Onyebuchi Chukwu’s great offence under the rule of the thumb, because that is all we have to go with at this stage, is that in building chicken coops and cages on the grounds of a public property, he may have abused his privileges. Look at this way: the Deputy Governor’s lodge, being the property of the government and peoples of Enugu state should never have been turned into a private chicken farm, for that not only reduces the dignity of the place, but it is conduct unbecoming a public servant to engage in a private business while in office. Allowing of course that the chickens evacuated from the Deputy Governors home, the alleged cause now of his impeachment were not for sale, but raised for private or domestic use, then that brings us to the question: the fact that in using a property properly zoned for a residential area for the dirty business of chickens, the Deputy governor has failed to comply with the basic town planning or zoning laws, under which the laws governing public health also fall.

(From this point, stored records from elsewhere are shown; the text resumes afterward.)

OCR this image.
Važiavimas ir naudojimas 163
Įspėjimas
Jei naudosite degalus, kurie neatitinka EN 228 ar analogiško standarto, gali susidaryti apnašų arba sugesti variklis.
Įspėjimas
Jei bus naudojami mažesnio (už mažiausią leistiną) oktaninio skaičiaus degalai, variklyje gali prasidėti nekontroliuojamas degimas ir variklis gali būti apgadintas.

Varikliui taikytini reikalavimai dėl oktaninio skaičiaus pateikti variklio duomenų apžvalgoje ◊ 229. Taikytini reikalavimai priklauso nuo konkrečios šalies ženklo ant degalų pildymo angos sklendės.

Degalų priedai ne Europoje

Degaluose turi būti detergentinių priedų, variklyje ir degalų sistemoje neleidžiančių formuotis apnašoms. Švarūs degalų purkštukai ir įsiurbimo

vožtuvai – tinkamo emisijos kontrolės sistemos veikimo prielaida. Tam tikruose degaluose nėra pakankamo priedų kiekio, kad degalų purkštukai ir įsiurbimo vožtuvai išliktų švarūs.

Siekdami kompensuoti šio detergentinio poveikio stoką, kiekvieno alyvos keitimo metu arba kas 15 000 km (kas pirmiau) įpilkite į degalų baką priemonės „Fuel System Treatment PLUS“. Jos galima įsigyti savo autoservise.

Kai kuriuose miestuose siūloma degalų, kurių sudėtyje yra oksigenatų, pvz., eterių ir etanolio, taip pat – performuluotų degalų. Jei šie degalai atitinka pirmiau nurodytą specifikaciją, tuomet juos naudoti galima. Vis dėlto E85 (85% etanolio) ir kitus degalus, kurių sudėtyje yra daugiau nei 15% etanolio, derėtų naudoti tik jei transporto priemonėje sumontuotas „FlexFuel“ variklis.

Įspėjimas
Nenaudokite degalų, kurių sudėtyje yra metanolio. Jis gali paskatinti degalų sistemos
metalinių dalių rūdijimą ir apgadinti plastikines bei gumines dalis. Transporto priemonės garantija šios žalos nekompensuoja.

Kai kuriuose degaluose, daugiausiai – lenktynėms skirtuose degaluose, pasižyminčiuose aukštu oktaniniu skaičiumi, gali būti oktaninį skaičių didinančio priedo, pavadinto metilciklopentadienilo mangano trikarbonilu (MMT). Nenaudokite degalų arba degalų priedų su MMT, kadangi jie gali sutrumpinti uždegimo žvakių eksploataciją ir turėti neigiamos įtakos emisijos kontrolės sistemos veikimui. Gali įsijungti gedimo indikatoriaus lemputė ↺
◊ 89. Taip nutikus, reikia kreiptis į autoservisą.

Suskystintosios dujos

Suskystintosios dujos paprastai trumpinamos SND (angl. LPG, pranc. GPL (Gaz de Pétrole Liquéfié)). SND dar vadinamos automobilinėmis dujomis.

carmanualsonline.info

In other words, by creating a chicken farm at an industrial level in a strictly residential neighborhood, the Deputy Governor of Enugu state may have exposed the public to potential health risks and deadly hazards that come with the chicken disease, including of course the possibility of spreading the Chicken Anaemia Virus (CAV), the equivalent of the human AIDS in chickens, salmonella, the deadly Avian Flu virus, campylobacter enteritis, and a slew of other deadly diseases that can affect humans by being in close proximity to chicken farms. It is actually quite unbecoming for a public officer of the Deputy Governor’s standing to engage in that kind of ignorant close-quartered farming of chickens at the risk of public health.
But does that constitute that kind of “gross misconduct” for which he should be impeached? Certainly, no. Indeed, all he may really be liable for is a fine imposed on him by the Public Health Department like any other citizen breaking the residential zoning laws and public health codes of the city of Enugu. It is only when the Deputy Governor brazenly fails to pay the fines in obedience to the law, or uses his office to circumvent such a payment, or threatens other public officials on collection duties with the weight of his office that he may be liable of “gross misconduct.” Not before.

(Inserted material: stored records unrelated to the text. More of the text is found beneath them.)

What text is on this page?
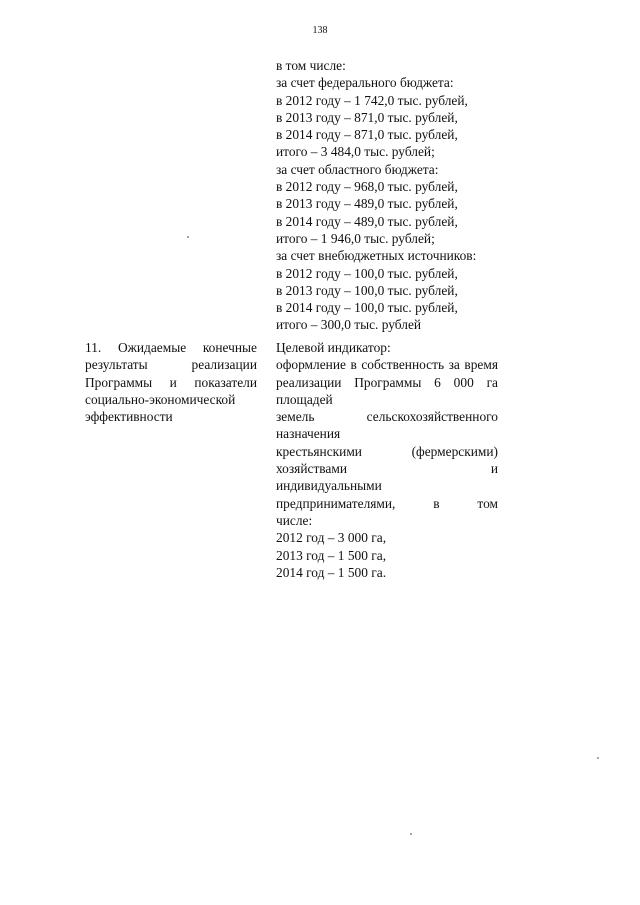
138
в том числе:
за счет федерального бюджета:
в 2012 году – 1 742,0 тыс. рублей,
в 2013 году – 871,0 тыс. рублей,
в 2014 году – 871,0 тыс. рублей,
итого – 3 484,0 тыс. рублей;
за счет областного бюджета:
в 2012 году – 968,0 тыс. рублей,
в 2013 году – 489,0 тыс. рублей,
в 2014 году – 489,0 тыс. рублей,
итого – 1 946,0 тыс. рублей;
за счет внебюджетных источников:
в 2012 году – 100,0 тыс. рублей,
в 2013 году – 100,0 тыс. рублей,
в 2014 году – 100,0 тыс. рублей,
итого – 300,0 тыс. рублей
11. Ожидаемые конечные
результаты реализации
Программы и показатели
социально-экономической
эффективности
Целевой индикатор:
оформление в собственность за время
реализации Программы 6 000 га площадей
земель сельскохозяйственного назначения
крестьянскими (фермерскими) хозяйствами и
индивидуальными предпринимателями, в том
числе:
2012 год – 3 000 га,
2013 год – 1 500 га,
2014 год – 1 500 га.
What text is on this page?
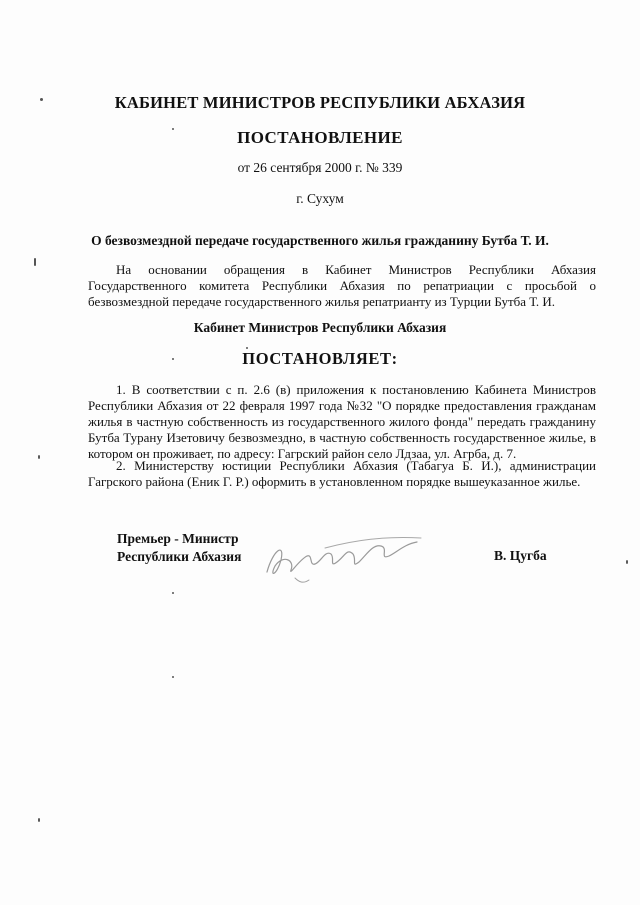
КАБИНЕТ МИНИСТРОВ РЕСПУБЛИКИ АБХАЗИЯ
ПОСТАНОВЛЕНИЕ
от 26 сентября 2000 г. № 339
г. Сухум
О безвозмездной передаче государственного жилья гражданину Бутба Т. И.
На основании обращения в Кабинет Министров Республики Абхазия Государственного комитета Республики Абхазия по репатриации с просьбой о безвозмездной передаче государственного жилья репатрианту из Турции Бутба Т. И.
Кабинет Министров Республики Абхазия
ПОСТАНОВЛЯЕТ:
1. В соответствии с п. 2.6 (в) приложения к постановлению Кабинета Министров Республики Абхазия от 22 февраля 1997 года №32 "О порядке предоставления гражданам жилья в частную собственность из государственного жилого фонда" передать гражданину Бутба Турану Изетовичу безвозмездно, в частную собственность государственное жилье, в котором он проживает, по адресу: Гагрский район село Лдзаа, ул. Агрба, д. 7.
2. Министерству юстиции Республики Абхазия (Табагуа Б. И.), администрации Гагрского района (Еник Г. Р.) оформить в установленном порядке вышеуказанное жилье.
Премьер - Министр
Республики Абхазия	В. Цугба
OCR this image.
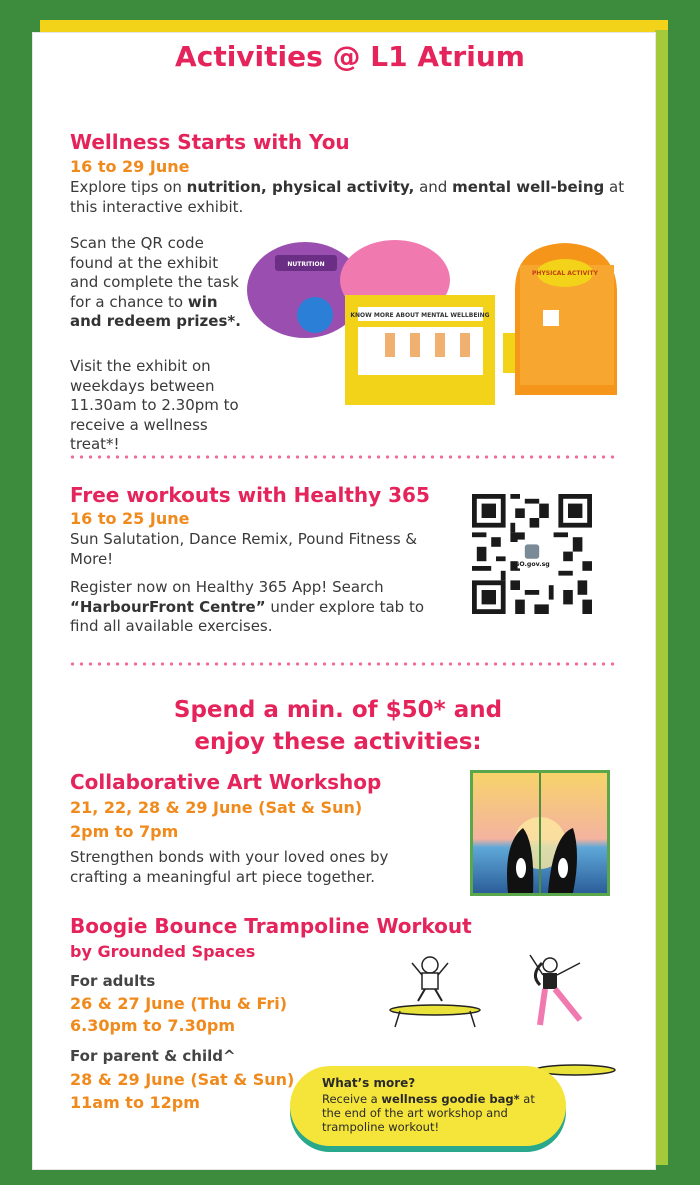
Activities @ L1 Atrium
Wellness Starts with You
16 to 29 June
Explore tips on nutrition, physical activity, and mental well-being at this interactive exhibit.
Scan the QR code found at the exhibit and complete the task for a chance to win and redeem prizes*.
Visit the exhibit on weekdays between 11.30am to 2.30pm to receive a wellness treat*!
NUTRITION
KNOW MORE ABOUT MENTAL WELLBEING
PHYSICAL ACTIVITY
Free workouts with Healthy 365
16 to 25 June
Sun Salutation, Dance Remix, Pound Fitness & More!
Register now on Healthy 365 App! Search “HarbourFront Centre” under explore tab to find all available exercises.
GO.gov.sg
Spend a min. of $50* and
enjoy these activities:
Collaborative Art Workshop
21, 22, 28 & 29 June (Sat & Sun)
2pm to 7pm
Strengthen bonds with your loved ones by crafting a meaningful art piece together.
Boogie Bounce Trampoline Workout
by Grounded Spaces
For adults
26 & 27 June (Thu & Fri)
6.30pm to 7.30pm
For parent & child^
28 & 29 June (Sat & Sun)
11am to 12pm
What’s more?
Receive a wellness goodie bag* at the end of the art workshop and trampoline workout!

In any case, Mr Onyebuchi Chukwu added, in his defence, a new dimension to the claims: apparently, there is also Chicken and Cow business going on even in the Governors lodge in Enugu! It brings us to the question, which our friend Chuks Ugwuoke may wish to answer: what is going on in Enugu state? When did Government quarters, including the official lodge of the Governor of the state, turn to chicken farms and cow ranges? However, according to a government house spokesman, the Deputy Governor may have misrepresented the facts, because the Chicken and cows kept on the grounds of the Governor’s lodge is an extension of a program by the state’s Ministry of Agriculture.

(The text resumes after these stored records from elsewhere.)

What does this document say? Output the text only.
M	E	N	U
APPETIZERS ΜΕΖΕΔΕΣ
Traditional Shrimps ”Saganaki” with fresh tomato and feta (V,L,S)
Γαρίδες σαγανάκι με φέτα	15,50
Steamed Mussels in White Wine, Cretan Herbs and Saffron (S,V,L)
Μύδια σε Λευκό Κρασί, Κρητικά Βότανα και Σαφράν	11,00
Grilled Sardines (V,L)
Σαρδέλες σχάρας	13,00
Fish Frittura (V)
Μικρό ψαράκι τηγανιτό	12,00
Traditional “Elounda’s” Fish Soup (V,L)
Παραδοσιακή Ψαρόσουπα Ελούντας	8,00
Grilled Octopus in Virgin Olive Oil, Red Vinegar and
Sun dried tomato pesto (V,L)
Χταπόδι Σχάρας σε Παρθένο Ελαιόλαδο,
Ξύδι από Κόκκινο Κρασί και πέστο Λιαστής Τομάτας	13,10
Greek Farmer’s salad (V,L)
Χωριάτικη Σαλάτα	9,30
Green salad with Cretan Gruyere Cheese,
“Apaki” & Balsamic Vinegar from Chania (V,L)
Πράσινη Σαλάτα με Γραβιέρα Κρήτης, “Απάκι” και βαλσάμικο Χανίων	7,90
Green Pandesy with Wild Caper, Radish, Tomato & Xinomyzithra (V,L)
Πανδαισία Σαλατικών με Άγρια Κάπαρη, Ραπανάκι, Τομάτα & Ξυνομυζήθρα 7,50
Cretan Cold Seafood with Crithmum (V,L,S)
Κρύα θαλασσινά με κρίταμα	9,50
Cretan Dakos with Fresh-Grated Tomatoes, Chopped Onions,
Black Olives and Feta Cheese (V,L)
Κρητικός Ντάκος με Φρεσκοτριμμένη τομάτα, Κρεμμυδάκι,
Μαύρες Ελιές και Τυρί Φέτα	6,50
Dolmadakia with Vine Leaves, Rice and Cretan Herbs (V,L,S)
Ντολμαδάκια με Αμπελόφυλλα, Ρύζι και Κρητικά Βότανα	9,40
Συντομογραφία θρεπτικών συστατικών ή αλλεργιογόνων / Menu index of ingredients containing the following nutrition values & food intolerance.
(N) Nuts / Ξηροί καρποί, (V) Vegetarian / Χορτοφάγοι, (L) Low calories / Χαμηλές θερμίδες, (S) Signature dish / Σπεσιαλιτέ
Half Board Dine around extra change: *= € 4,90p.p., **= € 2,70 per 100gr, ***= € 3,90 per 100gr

It is from that collection that cows and chickens are slaughtered for the use of the Governor and his Deputy. This is not a laughing matter, but we must set our priorities right. The provisions made for the upkeep of Government House across Nigeria is in eloquent disregard of the conditions of the Nigerian people. That is the real meaning of “gross misconduct” – to feed fat on free government chicken and cows while hunger ravages the rest of Nigerians. This Chicken and cow business ought really to stop.